このように、第4の実施形態では、樹脂ブロックモジュール40で切欠かれた流路同士が向かい合っていなくとも、他の実施形態で得た効果を得ることができる。
【0090】
以上説明した第1〜第4の実施形態によれば、従来の家庭用燃料電池発電システムに搭載する樹脂ブロックモジュールに比べて、システム全体の容積を小さくすることが出来るため、システム全体の軽量化およびコンパクト化が実現出来る。
【0091】
したがって、各実施形態の構成によれば、コンパクト化した樹脂ブロックモジュールの採用により、大幅に製造性とコンパクト性を高めた燃料電池発電システムの設置が可能となり、省スペース、省エネで経済性が大きくイニシャルコストを極力抑えた家庭用燃料電池発電システムを提供することが出来る。
【0092】
また、各実施形態では、流量計を樹脂ブロックモジュール40に挿入して、この流量計の流路と樹脂ブロックモジュール40の流路とを接続する事について説明した。
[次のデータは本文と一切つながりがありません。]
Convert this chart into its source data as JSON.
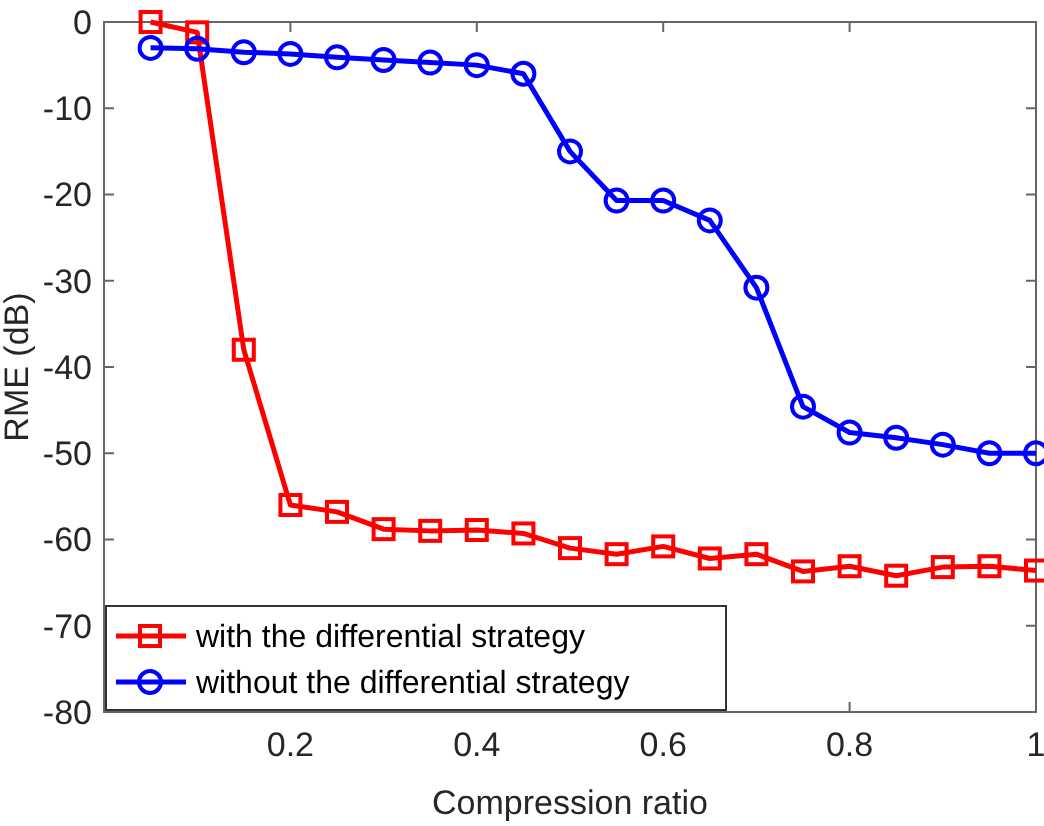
{
  "chart_data": {
    "type": "line",
    "xlabel": "Compression ratio",
    "ylabel": "RME (dB)",
    "x": [
      0.05,
      0.1,
      0.15,
      0.2,
      0.25,
      0.3,
      0.35,
      0.4,
      0.45,
      0.5,
      0.55,
      0.6,
      0.65,
      0.7,
      0.75,
      0.8,
      0.85,
      0.9,
      0.95,
      1
    ],
    "series": [
      {
        "name": "with the differential strategy",
        "color": "#ff0000",
        "marker": "square",
        "values": [
          0,
          -1.2,
          -38,
          -56,
          -56.8,
          -58.8,
          -59,
          -58.9,
          -59.3,
          -61,
          -61.7,
          -60.8,
          -62.2,
          -61.7,
          -63.7,
          -63.1,
          -64.2,
          -63.2,
          -63.1,
          -63.6
        ]
      },
      {
        "name": "without the differential strategy",
        "color": "#0000ff",
        "marker": "circle",
        "values": [
          -3,
          -3.1,
          -3.5,
          -3.7,
          -4.1,
          -4.4,
          -4.7,
          -5,
          -6,
          -15,
          -20.7,
          -20.7,
          -23,
          -30.8,
          -44.6,
          -47.6,
          -48.2,
          -49,
          -50,
          -50
        ]
      }
    ],
    "xlim": [
      0,
      1
    ],
    "xticks": [
      0.2,
      0.4,
      0.6,
      0.8,
      1
    ],
    "ylim": [
      -80,
      0
    ],
    "yticks": [
      -80,
      -70,
      -60,
      -50,
      -40,
      -30,
      -20,
      -10,
      0
    ],
    "grid": false,
    "legend": "bottom left",
    "line_style": "solid"
  }
}
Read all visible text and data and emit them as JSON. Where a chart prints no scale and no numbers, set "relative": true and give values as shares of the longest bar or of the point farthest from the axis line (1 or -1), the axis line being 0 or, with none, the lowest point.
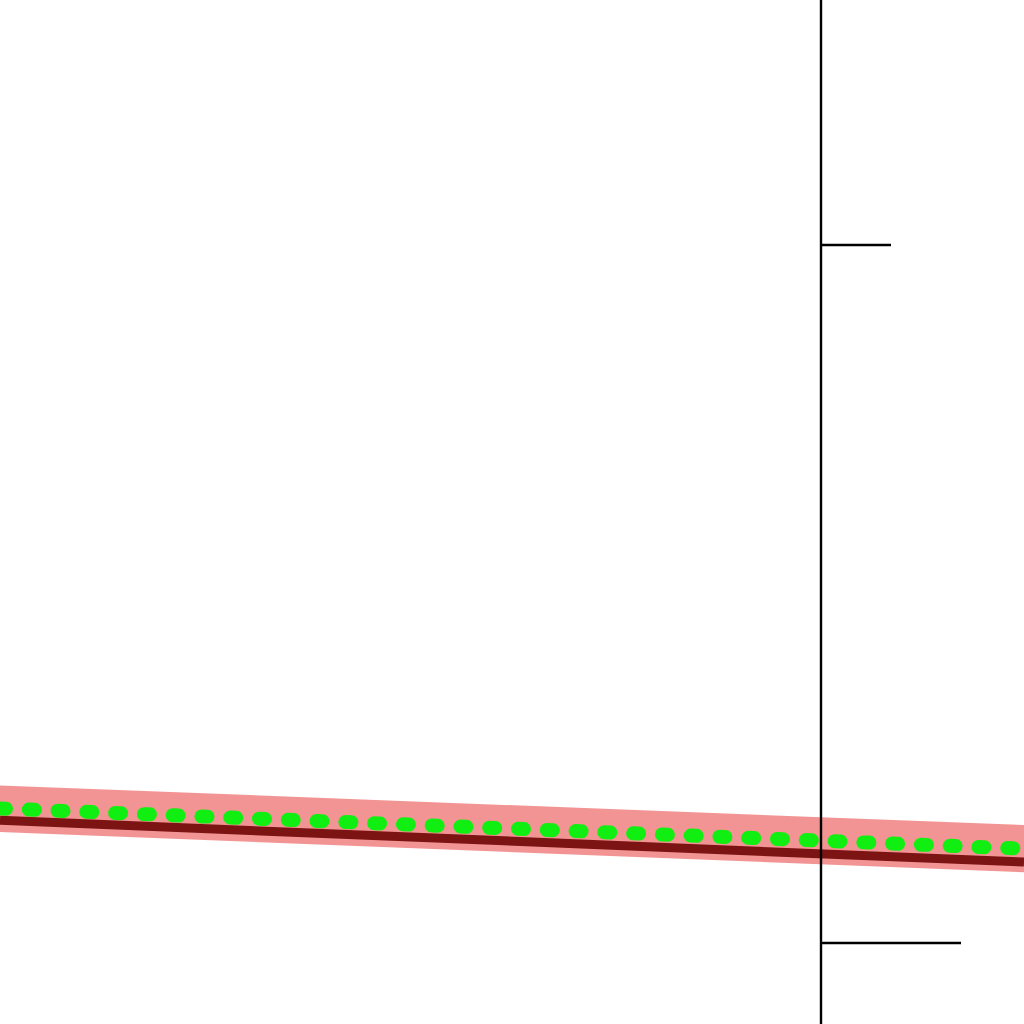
{
  "chart_data": {
    "type": "line",
    "relative": true,
    "categories": [
      null,
      null
    ],
    "series": [
      {
        "color": "#f39494",
        "values": [
          null,
          null
        ],
        "lower": [
          0.56,
          -0.19
        ],
        "upper": [
          1.43,
          0.69
        ]
      },
      {
        "color": "#7d1414",
        "values": [
          0.78,
          0
        ]
      },
      {
        "color": "#11ee11",
        "values": [
          1,
          0.25
        ],
        "line_style": "dotted"
      }
    ],
    "marker": "none",
    "legend": false,
    "grid": false
  }
}
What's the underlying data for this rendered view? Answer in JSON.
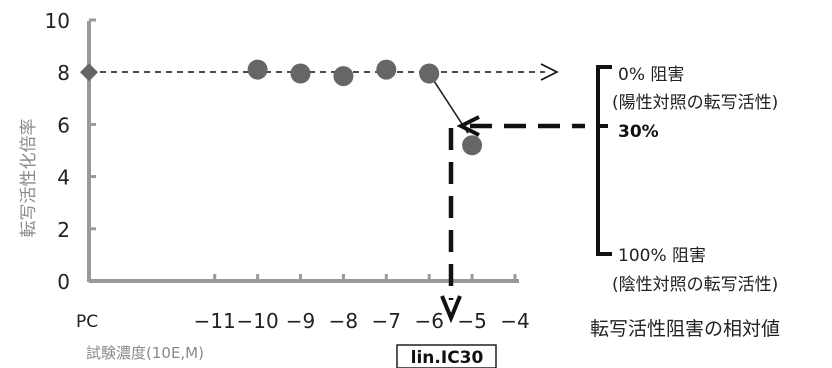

しかし、これに限らず、例えば、起動用燃料遮断弁(電磁弁)21やメイン燃料遮断弁(電磁弁)22を樹脂ブロックモジュール40に挿入して、この遮断弁の流路と樹脂ブロックモジュールの流路とを接続する事としても良い。また、樹脂ブロックモジュール40の流路とを接続する機器は、この樹脂ブロックモジュール40の流路と接続するための流路を有する機器であれば特に限定されない。
【0093】
発明のいくつかの実施形態を説明したが、これらの実施形態は、例として提示したものであり、発明の範囲を限定することは意図していない。これら新規な実施形態は、その他の様々な形態で実施されることが可能であり、発明の要旨を逸脱しない範囲で、種々の省略、置き換え、変更を行うことができる。これら実施形態やその変形は、発明の範囲や要旨に含まれるとともに、特許請求の範囲に記載された発明とその均等の範囲に含まれる。